As an NRI HNI in Dubai planning succession for family wealth, should I consider a UAE foundation? –Name withheld on request
In simple terms, it is a separate legal entity that can hold assets for the benefit of family members or specified purposes. A foundation typically has no shareholders or members and is therefore often described as an orphan structure.
The structure usually involves four key roles. The founder sets up the foundation and contributes assets to it. The council manages the foundation and administers its assets in accordance with the governing documents. The guardian, where appointed or required, supervises the council and helps preserve the founder’s intent. The beneficiaries are the persons or classes of persons for whose benefit the foundation is established.

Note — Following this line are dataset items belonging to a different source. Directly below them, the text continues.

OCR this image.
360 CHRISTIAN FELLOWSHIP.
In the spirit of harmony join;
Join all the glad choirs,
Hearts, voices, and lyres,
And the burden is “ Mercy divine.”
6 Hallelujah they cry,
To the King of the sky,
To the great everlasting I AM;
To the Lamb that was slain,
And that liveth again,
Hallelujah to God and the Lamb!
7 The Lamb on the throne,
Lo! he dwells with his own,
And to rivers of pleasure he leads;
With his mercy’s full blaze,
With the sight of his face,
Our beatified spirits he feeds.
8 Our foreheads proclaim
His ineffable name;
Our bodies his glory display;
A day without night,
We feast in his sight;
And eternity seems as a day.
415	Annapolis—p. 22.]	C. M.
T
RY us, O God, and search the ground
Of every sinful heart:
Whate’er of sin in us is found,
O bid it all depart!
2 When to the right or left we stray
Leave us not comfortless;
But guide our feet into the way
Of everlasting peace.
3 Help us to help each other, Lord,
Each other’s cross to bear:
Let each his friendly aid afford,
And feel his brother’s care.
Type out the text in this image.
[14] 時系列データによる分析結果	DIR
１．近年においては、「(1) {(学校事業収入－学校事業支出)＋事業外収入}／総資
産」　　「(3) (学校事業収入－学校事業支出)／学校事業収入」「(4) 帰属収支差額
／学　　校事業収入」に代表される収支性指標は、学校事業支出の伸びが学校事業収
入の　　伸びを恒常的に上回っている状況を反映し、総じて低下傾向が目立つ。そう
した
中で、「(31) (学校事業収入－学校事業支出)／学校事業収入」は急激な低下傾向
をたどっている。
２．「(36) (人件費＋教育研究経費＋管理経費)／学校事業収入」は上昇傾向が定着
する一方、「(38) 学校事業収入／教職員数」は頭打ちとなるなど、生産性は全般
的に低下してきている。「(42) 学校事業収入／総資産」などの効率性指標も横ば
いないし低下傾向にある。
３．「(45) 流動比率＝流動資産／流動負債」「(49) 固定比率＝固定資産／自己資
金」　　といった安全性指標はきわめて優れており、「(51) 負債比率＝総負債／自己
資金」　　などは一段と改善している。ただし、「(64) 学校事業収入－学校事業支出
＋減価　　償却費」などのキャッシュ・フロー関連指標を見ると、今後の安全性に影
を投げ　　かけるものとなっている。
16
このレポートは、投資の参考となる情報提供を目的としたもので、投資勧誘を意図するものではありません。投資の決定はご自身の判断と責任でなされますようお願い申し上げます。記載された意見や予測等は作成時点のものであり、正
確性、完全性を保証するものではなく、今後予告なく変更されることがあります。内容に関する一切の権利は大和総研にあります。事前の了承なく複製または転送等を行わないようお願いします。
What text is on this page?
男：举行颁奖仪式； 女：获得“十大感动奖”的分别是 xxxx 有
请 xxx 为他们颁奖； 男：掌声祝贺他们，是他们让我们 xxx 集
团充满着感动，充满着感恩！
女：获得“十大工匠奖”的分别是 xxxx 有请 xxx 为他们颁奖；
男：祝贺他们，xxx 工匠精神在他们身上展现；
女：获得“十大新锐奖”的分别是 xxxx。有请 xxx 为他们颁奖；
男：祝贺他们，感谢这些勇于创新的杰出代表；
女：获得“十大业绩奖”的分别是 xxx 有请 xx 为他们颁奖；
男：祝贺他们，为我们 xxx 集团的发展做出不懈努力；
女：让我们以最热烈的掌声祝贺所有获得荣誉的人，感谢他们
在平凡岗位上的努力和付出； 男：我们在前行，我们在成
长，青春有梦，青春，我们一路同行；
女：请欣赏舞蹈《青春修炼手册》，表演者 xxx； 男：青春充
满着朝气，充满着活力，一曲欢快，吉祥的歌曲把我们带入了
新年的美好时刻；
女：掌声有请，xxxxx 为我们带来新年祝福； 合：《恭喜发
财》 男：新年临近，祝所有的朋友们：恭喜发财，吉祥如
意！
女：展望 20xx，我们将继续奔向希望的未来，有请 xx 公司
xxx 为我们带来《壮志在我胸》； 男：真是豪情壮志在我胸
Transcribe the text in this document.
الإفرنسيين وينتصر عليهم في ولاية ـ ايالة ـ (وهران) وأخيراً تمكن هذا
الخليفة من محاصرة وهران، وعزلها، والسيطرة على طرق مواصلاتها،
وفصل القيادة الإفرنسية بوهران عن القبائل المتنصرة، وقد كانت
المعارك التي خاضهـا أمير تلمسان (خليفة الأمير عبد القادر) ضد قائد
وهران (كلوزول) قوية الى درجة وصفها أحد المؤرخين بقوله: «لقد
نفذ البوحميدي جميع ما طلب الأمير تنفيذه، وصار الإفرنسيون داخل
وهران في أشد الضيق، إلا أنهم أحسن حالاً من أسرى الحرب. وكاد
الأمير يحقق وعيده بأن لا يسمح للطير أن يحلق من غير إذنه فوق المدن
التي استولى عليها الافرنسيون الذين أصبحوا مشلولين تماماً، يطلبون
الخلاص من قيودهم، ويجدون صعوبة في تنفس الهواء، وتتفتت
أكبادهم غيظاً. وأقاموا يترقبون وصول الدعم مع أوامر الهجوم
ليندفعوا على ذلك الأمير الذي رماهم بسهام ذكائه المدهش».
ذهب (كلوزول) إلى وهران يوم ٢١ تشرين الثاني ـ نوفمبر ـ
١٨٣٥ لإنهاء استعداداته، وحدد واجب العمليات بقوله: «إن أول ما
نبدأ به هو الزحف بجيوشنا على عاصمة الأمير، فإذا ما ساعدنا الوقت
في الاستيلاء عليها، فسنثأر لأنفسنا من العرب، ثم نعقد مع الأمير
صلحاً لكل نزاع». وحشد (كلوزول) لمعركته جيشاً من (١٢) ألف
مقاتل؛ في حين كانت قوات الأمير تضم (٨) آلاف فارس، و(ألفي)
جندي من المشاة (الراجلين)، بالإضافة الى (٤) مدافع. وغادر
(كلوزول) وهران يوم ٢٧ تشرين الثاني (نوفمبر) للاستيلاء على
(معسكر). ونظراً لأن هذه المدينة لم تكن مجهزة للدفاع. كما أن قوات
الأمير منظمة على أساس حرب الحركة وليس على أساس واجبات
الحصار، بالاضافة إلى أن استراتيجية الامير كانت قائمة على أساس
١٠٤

The foundation is governed by two principal documents: the charter and the bylaws. The charter is the constitutional document of the foundation. The by-laws contain the more detailed and usually private instructions on governance, control, distributions and administration. In practice, much of the real succession planning sits in the bylaws.
At first glance, a foundation may look like a trust: both can ring-fence, hold and manage assets for beneficiaries. The real distinction lies in ownership. In a trust, legal title sits with the trustee, who holds assets for the beneficiaries. In a foundation, the foundation itself owns the assets and acts through its council or governing body. That separate legal personality can make foundations particularly relevant for succession, asset protection and intergenerational wealth preservation.
UAE foundations are available through jurisdictions such as ADGM, DIFC and RAK ICC, each offering its own legal framework and governance architecture.
Under the UAE corporate tax regime, a qualifying family foundation may apply to be treated as fiscally transparent and not taxed in its own right, subject to meeting the conditions. Broadly, this means that the tax consequences are examined at the level of the relevant beneficiaries or underlying persons, as if the assets or income were held or earned directly by them. Given the absence of personal income tax in the UAE, this may be efficient for family wealth-holding structures in appropriate cases. However, the treatment is not automatic and depends on the foundation’s constitutional documents, activities, assets and beneficiary profile.
A UAE foundation should not be viewed in isolation. It must be aligned with a local will and the family’s broader estate plan; otherwise, the structure may look elegant on paper but fall short when control and wealth must actually pass.
Rohit Jain is the managing partner, and Keshav Singhania, head of Private Client at Singhania & Co.